— Подойдите, — рассмотрев переданные ему предметы, потребовал капитан. — Кто это вас так… отделал?
— Если я скажу, что вы, все равно же не поверите? — пошутил я.
— Претензии к нам?
— Отнимаете время, капитан. Все равно ведь не скажу больше, чем написано в договоре с клиентом.
Я видел, что душу его терзают смутные сомнения. С одной стороны, неопрятный вид еще не повод для задержания, тем более что я был вынут из собственной машины — в каком виде хочу, в таком и езжу. С другой — следы чрезмерного усердия в работе на лице и некоторые подозрительные детали одежды, как-то: пятна крови на рубашке, порванные брюки, комья глины на обуви… — словом, отпусти такого, а потом окажется, что он зарубил топором двух старушек процентщиц. Я его понимал. Но уж кому, как не мне, побывавшему в его шкуре, было знать, как себя вести.
— Время, капитан! Утро красит нежным светом, а я еще небрит, немыт и — вот вам крест! — со вчерашнего дня ничего не ел.

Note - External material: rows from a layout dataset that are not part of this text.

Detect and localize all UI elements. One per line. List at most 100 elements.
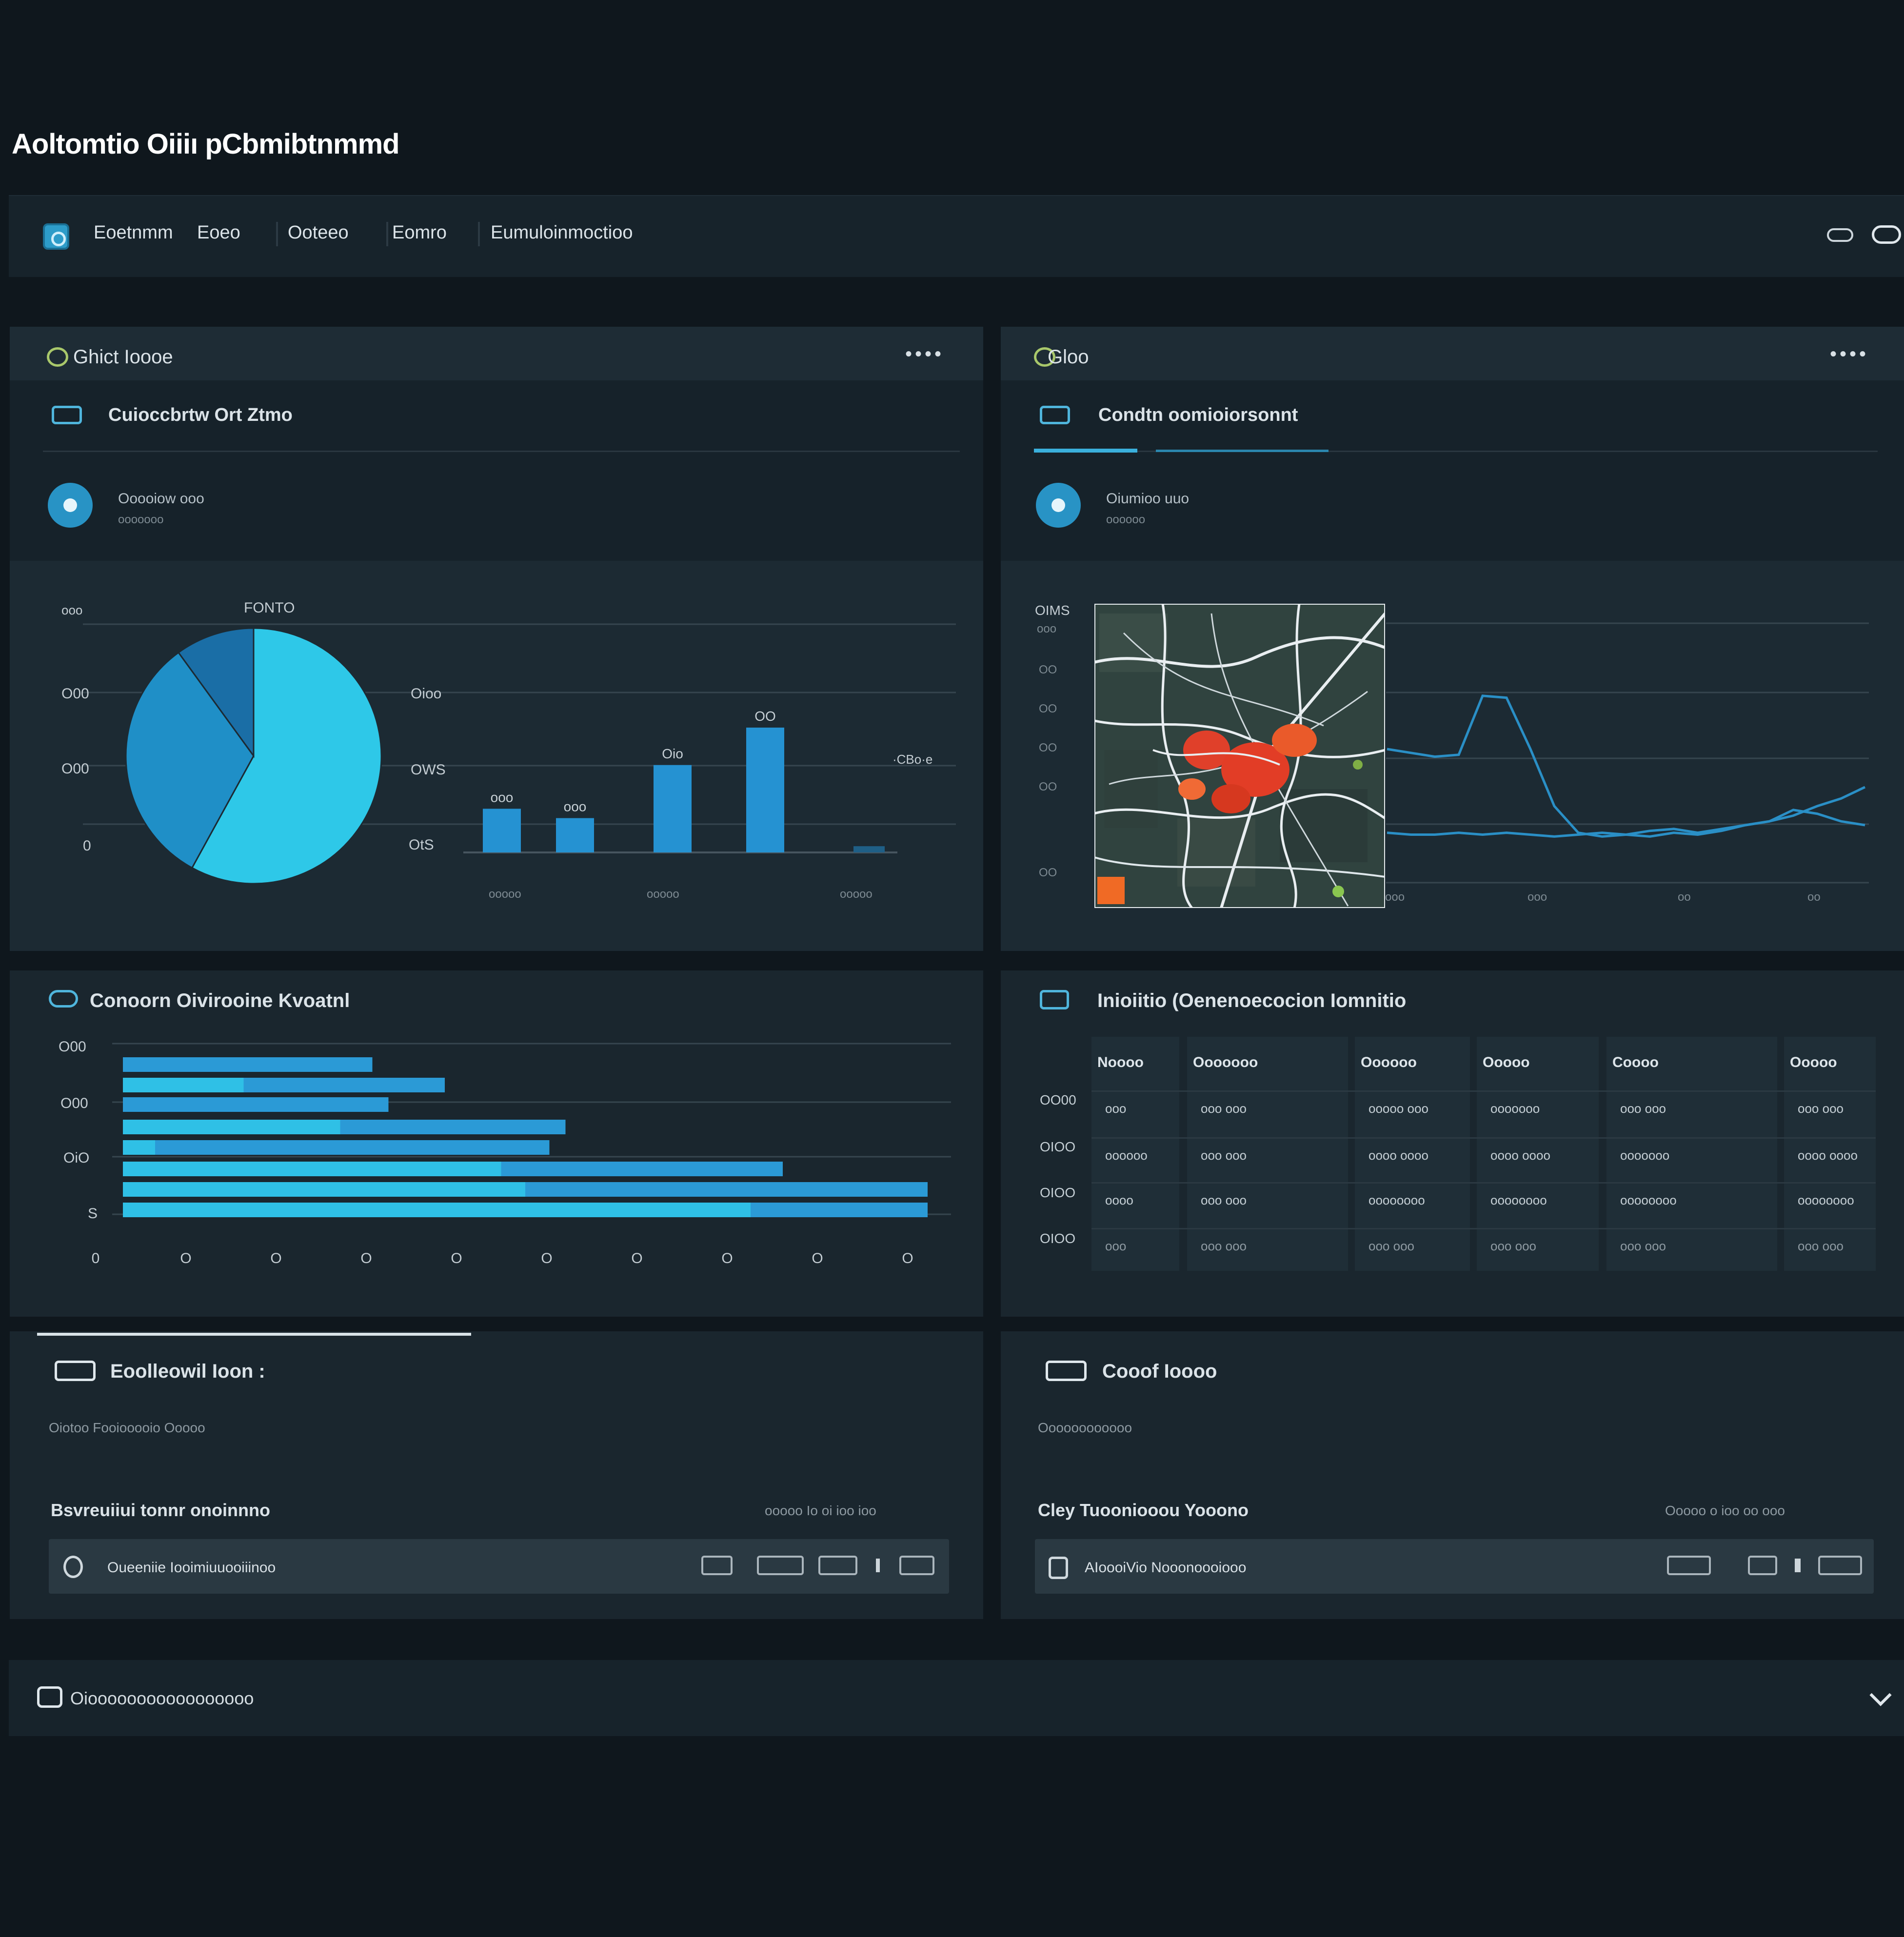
table-cell: ooo ooo <box>1368 1239 1414 1253</box>
table-cell: oooo <box>1105 1193 1133 1207</box>
table-header-cell[interactable]: Ooooooo <box>1193 1054 1258 1070</box>
tab-active-indicator[interactable] <box>1034 449 1137 453</box>
nav-item-4[interactable]: Eomro <box>392 222 447 243</box>
line-x-label: ooo <box>1527 890 1547 904</box>
nav-separator <box>386 222 388 246</box>
card-icon <box>1040 406 1070 424</box>
tab-indicator[interactable] <box>1156 450 1329 452</box>
table-header-cell[interactable]: Ooooo <box>1790 1054 1837 1070</box>
hbar[interactable] <box>123 1140 550 1155</box>
hbar[interactable] <box>123 1057 373 1072</box>
file-icon <box>1049 1557 1068 1579</box>
row-action-button[interactable] <box>1818 1556 1862 1575</box>
file-name: Oueeniie Iooimiuuooiiinoo <box>107 1560 276 1576</box>
bar-x-label: ooooo <box>489 888 521 901</box>
table-header-cell[interactable]: Noooo <box>1097 1054 1144 1070</box>
table-header-cell[interactable]: Oooooo <box>1361 1054 1417 1070</box>
row-action-button[interactable] <box>701 1556 733 1575</box>
toggle-icon[interactable] <box>1827 228 1853 242</box>
row-action-button[interactable] <box>1748 1556 1777 1575</box>
link-icon[interactable] <box>1872 225 1901 244</box>
table-column <box>1477 1037 1599 1271</box>
table-cell: oooooooo <box>1368 1193 1425 1207</box>
avatar[interactable] <box>1036 483 1081 528</box>
table-cell: ooo ooo <box>1201 1101 1247 1116</box>
table-cell: oooooooo <box>1620 1193 1677 1207</box>
hbar[interactable] <box>123 1120 340 1134</box>
pie-slice[interactable] <box>191 627 382 885</box>
hbar-x-tick: O <box>541 1250 552 1266</box>
line-series[interactable] <box>1387 694 1866 838</box>
hbar-x-tick: O <box>180 1250 191 1266</box>
nav-item-2[interactable]: Eoeo <box>197 222 240 243</box>
hbar-x-tick: O <box>721 1250 733 1266</box>
panel-title: Conoorn Oivirooine Kvoatnl <box>90 990 350 1011</box>
table-header-cell[interactable]: Coooo <box>1612 1054 1659 1070</box>
bar[interactable] <box>654 765 692 852</box>
row-action-button[interactable] <box>757 1556 804 1575</box>
pie-slice[interactable] <box>177 627 255 758</box>
hbar[interactable] <box>123 1162 501 1176</box>
card-icon <box>52 406 82 424</box>
row-action-button[interactable] <box>818 1556 857 1575</box>
table-cell: ooo <box>1105 1239 1127 1253</box>
bottom-collapsible-bar[interactable] <box>9 1660 1904 1736</box>
map-image[interactable] <box>1094 604 1385 908</box>
file-icon <box>63 1556 83 1578</box>
table-row-divider <box>1091 1090 1876 1092</box>
line-y-tick: OO <box>1039 663 1057 676</box>
bar[interactable] <box>483 809 521 852</box>
bar-y-tick: Oioo <box>411 686 442 702</box>
data-table: Noooo Ooooooo Oooooo Ooooo Coooo Ooooo ooo ooo … <box>1091 1037 1876 1271</box>
table-cell: ooooooo <box>1490 1101 1540 1116</box>
nav-item-1[interactable]: Eoetnmm <box>94 222 173 243</box>
pie-top-label: FONTO <box>244 600 295 616</box>
panel-header <box>10 327 983 380</box>
nav-item-3[interactable]: Ooteeo <box>288 222 349 243</box>
hbar[interactable] <box>123 1078 244 1092</box>
hbar-y-tick: OiO <box>63 1150 90 1166</box>
file-row[interactable] <box>1035 1539 1874 1594</box>
file-name: AIoooiVio Nooonoooiooo <box>1085 1560 1247 1576</box>
row-action-button[interactable] <box>1667 1556 1711 1575</box>
hbar[interactable] <box>123 1140 155 1155</box>
hbar-x-tick: O <box>360 1250 372 1266</box>
bar[interactable] <box>556 818 594 852</box>
table-column <box>1187 1037 1348 1271</box>
table-column <box>1355 1037 1470 1271</box>
table-cell: ooo ooo <box>1620 1239 1666 1253</box>
top-nav-bar <box>9 195 1904 277</box>
nav-separator <box>276 222 278 246</box>
file-row[interactable] <box>49 1539 949 1594</box>
pie-slice[interactable] <box>125 651 255 869</box>
bar[interactable] <box>853 846 885 852</box>
panel-title: Cooof Ioooo <box>1102 1361 1217 1382</box>
avatar[interactable] <box>48 483 93 528</box>
hbar-x-tick: O <box>631 1250 642 1266</box>
panel-title: Eoolleowil Ioon : <box>110 1361 265 1382</box>
more-options-icon[interactable]: •••• <box>1830 343 1869 365</box>
hbar[interactable] <box>123 1097 389 1112</box>
bar[interactable] <box>746 728 784 852</box>
avatar-label: Oiumioo uuo <box>1106 491 1190 507</box>
table-column <box>1784 1037 1876 1271</box>
more-options-icon[interactable]: •••• <box>905 343 945 365</box>
row-action-button[interactable] <box>899 1556 934 1575</box>
line-x-label: oo <box>1807 890 1821 904</box>
hbar-x-tick: O <box>812 1250 823 1266</box>
app-logo-icon[interactable] <box>43 223 69 250</box>
nav-item-5[interactable]: Eumuloinmoctioo <box>491 222 633 243</box>
bar-x-label: ooooo <box>647 888 679 901</box>
line-chart <box>1386 622 1869 884</box>
row-divider <box>876 1559 880 1572</box>
table-row-label: OIOO <box>1040 1139 1076 1154</box>
folder-icon <box>55 1361 96 1381</box>
hbar[interactable] <box>123 1203 751 1217</box>
line-series[interactable] <box>1387 809 1865 838</box>
line-x-label: oo <box>1678 890 1691 904</box>
section-title: Cley Tuooniooou Yooono <box>1038 1500 1249 1520</box>
table-header-cell[interactable]: Ooooo <box>1483 1054 1530 1070</box>
line-y-tick: OO <box>1039 702 1057 715</box>
hbar[interactable] <box>123 1182 525 1197</box>
row-divider <box>1795 1559 1801 1572</box>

— Савельев! — обратился капитан к менту, сделавшему карьеру от стукачей до рядового буквально за последние десять лет. — Проводи задержанного в КПЗ!

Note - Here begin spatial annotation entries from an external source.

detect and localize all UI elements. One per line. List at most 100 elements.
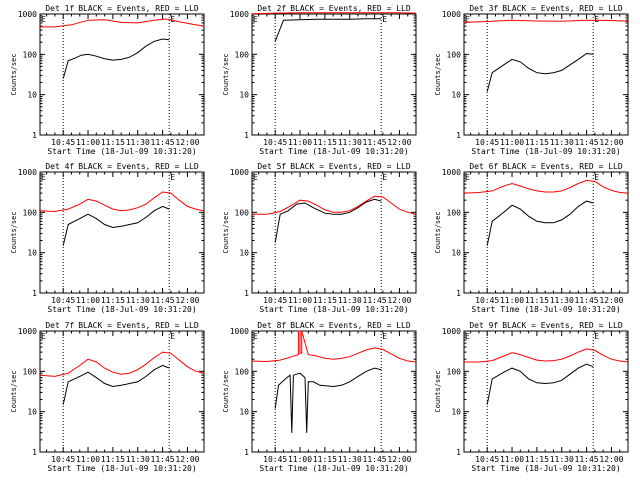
corner-marker-right: E [170, 332, 175, 341]
y-tick-label: 1 [32, 131, 37, 140]
y-tick-label: 1000 [442, 327, 461, 336]
panel-title: Det 2f BLACK = Events, RED = LLD [257, 4, 411, 13]
x-tick-label: 11:00 [288, 455, 312, 464]
corner-marker-right: E [382, 332, 387, 341]
panel-title: Det 5f BLACK = Events, RED = LLD [257, 162, 411, 171]
y-tick-label: 10 [239, 249, 249, 258]
detector-panel: Det 9f BLACK = Events, RED = LLD 1 10 100 100… [434, 321, 629, 473]
y-tick-label: 10 [27, 249, 37, 258]
y-tick-label: 100 [235, 50, 250, 59]
events-series-line [62, 38, 170, 79]
corner-marker-right: E [170, 173, 175, 182]
panel-title-detector: Det 2f [257, 4, 286, 13]
corner-marker-left: E [41, 332, 46, 341]
y-tick-label: 10 [451, 91, 461, 100]
y-tick-label: 1 [456, 448, 461, 457]
plot-frame [251, 330, 417, 453]
detector-panel: Det 3f BLACK = Events, RED = LLD 1 10 100 100… [434, 4, 629, 156]
panel-title-legend-text: BLACK = Events, RED = LLD [502, 321, 623, 330]
panel-title-legend-text: BLACK = Events, RED = LLD [290, 162, 411, 171]
y-axis-label: Counts/sec [10, 53, 18, 95]
x-axis-label: Start Time (18-Jul-09 10:31:20) [471, 305, 620, 314]
x-tick-label: 11:45 [151, 455, 175, 464]
x-tick-label: 11:45 [363, 296, 387, 305]
lld-series-line [251, 330, 417, 363]
x-tick-label: 11:45 [363, 455, 387, 464]
y-tick-label: 1000 [18, 168, 37, 177]
x-tick-label: 11:30 [338, 455, 362, 464]
panel-title-detector: Det 6f [469, 162, 498, 171]
corner-marker-left: E [253, 15, 258, 24]
events-series-line [274, 367, 382, 433]
lld-series-line [251, 12, 417, 15]
plot-frame [39, 13, 205, 136]
x-tick-label: 11:45 [575, 296, 599, 305]
panel-title-legend-text: BLACK = Events, RED = LLD [78, 4, 199, 13]
y-tick-label: 10 [239, 408, 249, 417]
y-axis-label: Counts/sec [10, 370, 18, 412]
events-series-line [486, 52, 594, 92]
panel-title-detector: Det 9f [469, 321, 498, 330]
x-tick-label: 11:45 [575, 138, 599, 147]
panel-title-legend-text: BLACK = Events, RED = LLD [78, 162, 199, 171]
x-tick-label: 12:00 [175, 138, 199, 147]
plot-frame [251, 13, 417, 136]
y-tick-label: 1000 [230, 10, 249, 19]
detector-panel: Det 1f BLACK = Events, RED = LLD 1 10 100 100… [10, 4, 205, 156]
x-tick-label: 11:45 [363, 138, 387, 147]
x-tick-label: 10:45 [475, 296, 499, 305]
y-tick-label: 1000 [442, 168, 461, 177]
y-tick-label: 10 [27, 408, 37, 417]
y-tick-label: 100 [235, 367, 250, 376]
corner-marker-left: E [465, 15, 470, 24]
x-tick-label: 12:00 [387, 455, 411, 464]
x-tick-label: 11:15 [313, 296, 337, 305]
x-tick-label: 11:00 [76, 296, 100, 305]
detector-panel: Det 7f BLACK = Events, RED = LLD 1 10 100 100… [10, 321, 205, 473]
x-tick-label: 11:30 [550, 138, 574, 147]
x-tick-label: 11:00 [288, 138, 312, 147]
x-tick-label: 10:45 [475, 455, 499, 464]
x-axis-label: Start Time (18-Jul-09 10:31:20) [47, 305, 196, 314]
corner-marker-left: E [41, 173, 46, 182]
panel-title: Det 1f BLACK = Events, RED = LLD [45, 4, 199, 13]
y-tick-label: 1 [244, 448, 249, 457]
x-tick-label: 12:00 [599, 296, 623, 305]
plot-frame [39, 171, 205, 294]
x-axis-label: Start Time (18-Jul-09 10:31:20) [47, 464, 196, 473]
panel-title-detector: Det 7f [45, 321, 74, 330]
lld-series-line [39, 351, 205, 377]
y-tick-label: 1000 [18, 10, 37, 19]
y-axis-label: Counts/sec [434, 211, 442, 253]
x-tick-label: 12:00 [599, 138, 623, 147]
panel-title: Det 6f BLACK = Events, RED = LLD [469, 162, 623, 171]
y-axis-label: Counts/sec [434, 370, 442, 412]
x-tick-label: 11:00 [288, 296, 312, 305]
corner-marker-left: E [465, 173, 470, 182]
events-series-line [274, 18, 382, 42]
lld-series-line [39, 191, 205, 213]
corner-marker-left: E [253, 332, 258, 341]
x-axis-label: Start Time (18-Jul-09 10:31:20) [471, 147, 620, 156]
panel-title: Det 4f BLACK = Events, RED = LLD [45, 162, 199, 171]
y-tick-label: 1000 [230, 168, 249, 177]
panel-title-legend-text: BLACK = Events, RED = LLD [290, 321, 411, 330]
x-tick-label: 11:30 [550, 296, 574, 305]
corner-marker-left: E [465, 332, 470, 341]
x-tick-label: 12:00 [387, 138, 411, 147]
y-tick-label: 1 [244, 131, 249, 140]
y-tick-label: 1 [32, 289, 37, 298]
x-tick-label: 11:15 [101, 296, 125, 305]
plot-frame [251, 171, 417, 294]
events-series-line [486, 363, 594, 405]
x-tick-label: 11:00 [76, 455, 100, 464]
detector-panel: Det 5f BLACK = Events, RED = LLD 1 10 100 100… [222, 162, 417, 314]
events-series-line [274, 198, 382, 243]
x-tick-label: 10:45 [475, 138, 499, 147]
y-tick-label: 100 [23, 367, 38, 376]
x-tick-label: 11:00 [500, 296, 524, 305]
y-axis-label: Counts/sec [10, 211, 18, 253]
x-tick-label: 12:00 [175, 455, 199, 464]
panel-title-legend-text: BLACK = Events, RED = LLD [290, 4, 411, 13]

Мятый, как лист туалетной бумаги перед непосредственным употреблением, мент нехотя встал.
— Два «б»! — угадал напоследок.
— Ранен, — ответил напарник.
Не забыв захватить с собой секретную карту с расположением кораблей флотилии, он вразвалочку подошел ко мне.
— Пошли, — зевнул, доставая из кармана тяжелую связку ключей, словно уже дослужился до тюремного надзирателя.
— После того как составим протоколы, — видимо, капитан все-таки еще не протрезвел после праздника города. Упреждая его расспросы о порядке задержания, я голосом Генерального прокурора напомнил: — Допроса. Изъятия. Предварительного медицинского освидетельствования. И не забудьте зафиксировать, что я не оказывал сопротивления при задержании. Если вы все-таки выясните, что оно было произведено без малейшего на то основания, я хочу иметь копию на руках, чтобы завтра представить вам иск за сорванный контракт с клиентом.
— Ты мне поговори еще, так я тебя выпущу через десять суток…
— После предъявления обвинения, — подсказал я.
— Савельев! — побагровел капитан. — В «клетку» его!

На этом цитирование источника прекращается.